A sea creature that looked like a stack of tiny ice cream cones is providing quite a treat for scientists studying the dawn of animal life.

Researchers at the University of Edinburgh said on Thursday they had found fossils of the oldest-known animal-made reef in Namibia, built by a small, filter-feeding seabed creature called Cloudina around 548 million years ago.

The discovery indicates that important evolutionary developments were unfolding millions of years before the so-called Cambrian explosion, when many of the major animal groups first appeared. It also showed that reef building by marine invertebrates, akin to today's coral reefs, began 18 million years earlier than previously known.

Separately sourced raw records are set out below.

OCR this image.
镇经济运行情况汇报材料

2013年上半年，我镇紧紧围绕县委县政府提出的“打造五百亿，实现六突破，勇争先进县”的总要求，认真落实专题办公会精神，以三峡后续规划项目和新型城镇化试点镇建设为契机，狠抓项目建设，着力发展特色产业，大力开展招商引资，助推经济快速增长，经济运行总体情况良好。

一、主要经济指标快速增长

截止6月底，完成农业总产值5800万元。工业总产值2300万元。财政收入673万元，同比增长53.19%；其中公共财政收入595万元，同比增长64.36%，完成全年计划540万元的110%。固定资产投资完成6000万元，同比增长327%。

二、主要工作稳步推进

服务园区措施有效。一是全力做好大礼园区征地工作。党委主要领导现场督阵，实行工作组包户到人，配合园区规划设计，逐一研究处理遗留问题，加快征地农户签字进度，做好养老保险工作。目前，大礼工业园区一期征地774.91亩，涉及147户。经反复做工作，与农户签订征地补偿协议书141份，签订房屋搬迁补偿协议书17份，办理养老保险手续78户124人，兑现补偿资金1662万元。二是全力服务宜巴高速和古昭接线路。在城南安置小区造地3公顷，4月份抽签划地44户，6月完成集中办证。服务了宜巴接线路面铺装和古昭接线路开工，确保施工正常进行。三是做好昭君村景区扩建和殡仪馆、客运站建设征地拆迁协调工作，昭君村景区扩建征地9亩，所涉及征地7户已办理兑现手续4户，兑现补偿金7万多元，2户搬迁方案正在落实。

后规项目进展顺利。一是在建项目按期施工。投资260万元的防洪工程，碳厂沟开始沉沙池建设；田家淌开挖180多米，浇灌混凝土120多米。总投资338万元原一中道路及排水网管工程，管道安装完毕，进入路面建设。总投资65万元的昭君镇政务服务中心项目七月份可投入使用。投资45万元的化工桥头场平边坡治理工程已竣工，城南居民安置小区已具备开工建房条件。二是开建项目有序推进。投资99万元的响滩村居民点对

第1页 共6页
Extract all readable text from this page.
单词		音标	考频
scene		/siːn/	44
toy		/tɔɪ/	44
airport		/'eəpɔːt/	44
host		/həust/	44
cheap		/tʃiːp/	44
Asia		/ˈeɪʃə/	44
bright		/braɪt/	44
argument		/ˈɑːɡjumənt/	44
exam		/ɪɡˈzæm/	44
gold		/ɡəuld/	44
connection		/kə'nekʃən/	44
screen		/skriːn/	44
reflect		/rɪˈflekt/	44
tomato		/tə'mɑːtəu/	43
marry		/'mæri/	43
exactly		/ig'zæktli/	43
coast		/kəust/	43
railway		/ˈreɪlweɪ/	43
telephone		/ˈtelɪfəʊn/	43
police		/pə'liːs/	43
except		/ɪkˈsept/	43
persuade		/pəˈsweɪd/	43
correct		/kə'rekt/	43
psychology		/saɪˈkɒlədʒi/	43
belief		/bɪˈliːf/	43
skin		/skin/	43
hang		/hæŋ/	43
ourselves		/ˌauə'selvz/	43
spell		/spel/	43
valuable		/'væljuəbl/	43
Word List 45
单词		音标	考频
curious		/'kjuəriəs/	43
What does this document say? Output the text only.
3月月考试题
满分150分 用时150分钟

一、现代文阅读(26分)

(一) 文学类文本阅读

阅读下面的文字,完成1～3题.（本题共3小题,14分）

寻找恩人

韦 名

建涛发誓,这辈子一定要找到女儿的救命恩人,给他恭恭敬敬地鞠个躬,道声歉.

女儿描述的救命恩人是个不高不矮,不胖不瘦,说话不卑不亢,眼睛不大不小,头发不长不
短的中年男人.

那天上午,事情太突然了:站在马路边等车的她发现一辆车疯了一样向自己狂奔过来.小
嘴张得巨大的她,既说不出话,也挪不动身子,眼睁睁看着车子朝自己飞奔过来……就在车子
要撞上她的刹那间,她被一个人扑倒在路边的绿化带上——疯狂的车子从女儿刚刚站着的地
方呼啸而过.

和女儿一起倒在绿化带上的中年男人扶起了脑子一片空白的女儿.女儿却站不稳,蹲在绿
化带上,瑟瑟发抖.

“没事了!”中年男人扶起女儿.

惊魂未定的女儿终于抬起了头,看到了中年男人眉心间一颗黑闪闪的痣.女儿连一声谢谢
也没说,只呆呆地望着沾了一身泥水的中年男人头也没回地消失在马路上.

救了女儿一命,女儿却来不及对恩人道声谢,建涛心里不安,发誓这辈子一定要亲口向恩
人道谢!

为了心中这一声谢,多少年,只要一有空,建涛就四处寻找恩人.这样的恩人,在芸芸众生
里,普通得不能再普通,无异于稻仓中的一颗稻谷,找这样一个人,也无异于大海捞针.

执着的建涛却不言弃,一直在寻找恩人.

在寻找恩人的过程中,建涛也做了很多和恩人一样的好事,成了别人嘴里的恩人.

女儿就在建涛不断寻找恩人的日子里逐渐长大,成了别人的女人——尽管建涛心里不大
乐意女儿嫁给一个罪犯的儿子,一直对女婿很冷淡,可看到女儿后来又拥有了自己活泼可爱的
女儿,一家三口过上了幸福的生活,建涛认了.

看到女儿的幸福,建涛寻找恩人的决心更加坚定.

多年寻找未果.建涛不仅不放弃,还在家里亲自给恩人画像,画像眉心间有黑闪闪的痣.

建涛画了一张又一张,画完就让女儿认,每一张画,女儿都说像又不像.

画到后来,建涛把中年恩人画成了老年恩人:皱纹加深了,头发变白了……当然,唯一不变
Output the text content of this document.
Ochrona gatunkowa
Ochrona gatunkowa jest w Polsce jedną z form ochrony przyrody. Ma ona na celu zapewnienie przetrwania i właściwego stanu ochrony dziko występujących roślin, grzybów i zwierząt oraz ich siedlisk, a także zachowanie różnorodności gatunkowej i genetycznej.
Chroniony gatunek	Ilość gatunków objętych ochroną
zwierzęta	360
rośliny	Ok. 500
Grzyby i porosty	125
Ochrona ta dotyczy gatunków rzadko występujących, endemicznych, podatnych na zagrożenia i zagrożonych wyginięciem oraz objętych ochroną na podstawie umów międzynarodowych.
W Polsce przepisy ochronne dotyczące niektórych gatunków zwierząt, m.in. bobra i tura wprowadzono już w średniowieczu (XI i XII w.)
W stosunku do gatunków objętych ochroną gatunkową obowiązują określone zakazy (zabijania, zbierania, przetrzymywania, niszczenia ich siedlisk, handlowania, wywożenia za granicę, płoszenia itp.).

Cloudina, one of the earliest known animals, was the first with a hard skeleton, in this case an outer shell. Its fossils have been found around the world, but it had not been known that it built reefs — a collective activity that helps gain protection from predators and improves food gathering.

The reefs were small, about 3 to 6 feet (1 to 2 meters) across, and stood alongside larger ones made by microbes. Cloudina, perhaps related to jellyfish, corals and sea anemones, were each up to 6 inches long (15 cm) and measured about three-tenths of an inch (8 mm) wide.

Scientists think the animal itself occupied only the top cone of the stack so that — like some modern corals — a small living animal was supported by a larger, unoccupied skeleton that grew over time.

It lived during the Ediacaran Period, a remote time in Earth's history that preceded a torrent of animal evolution in the Cambrian Period that followed. The oldest animal fossils date from the Ediacaran.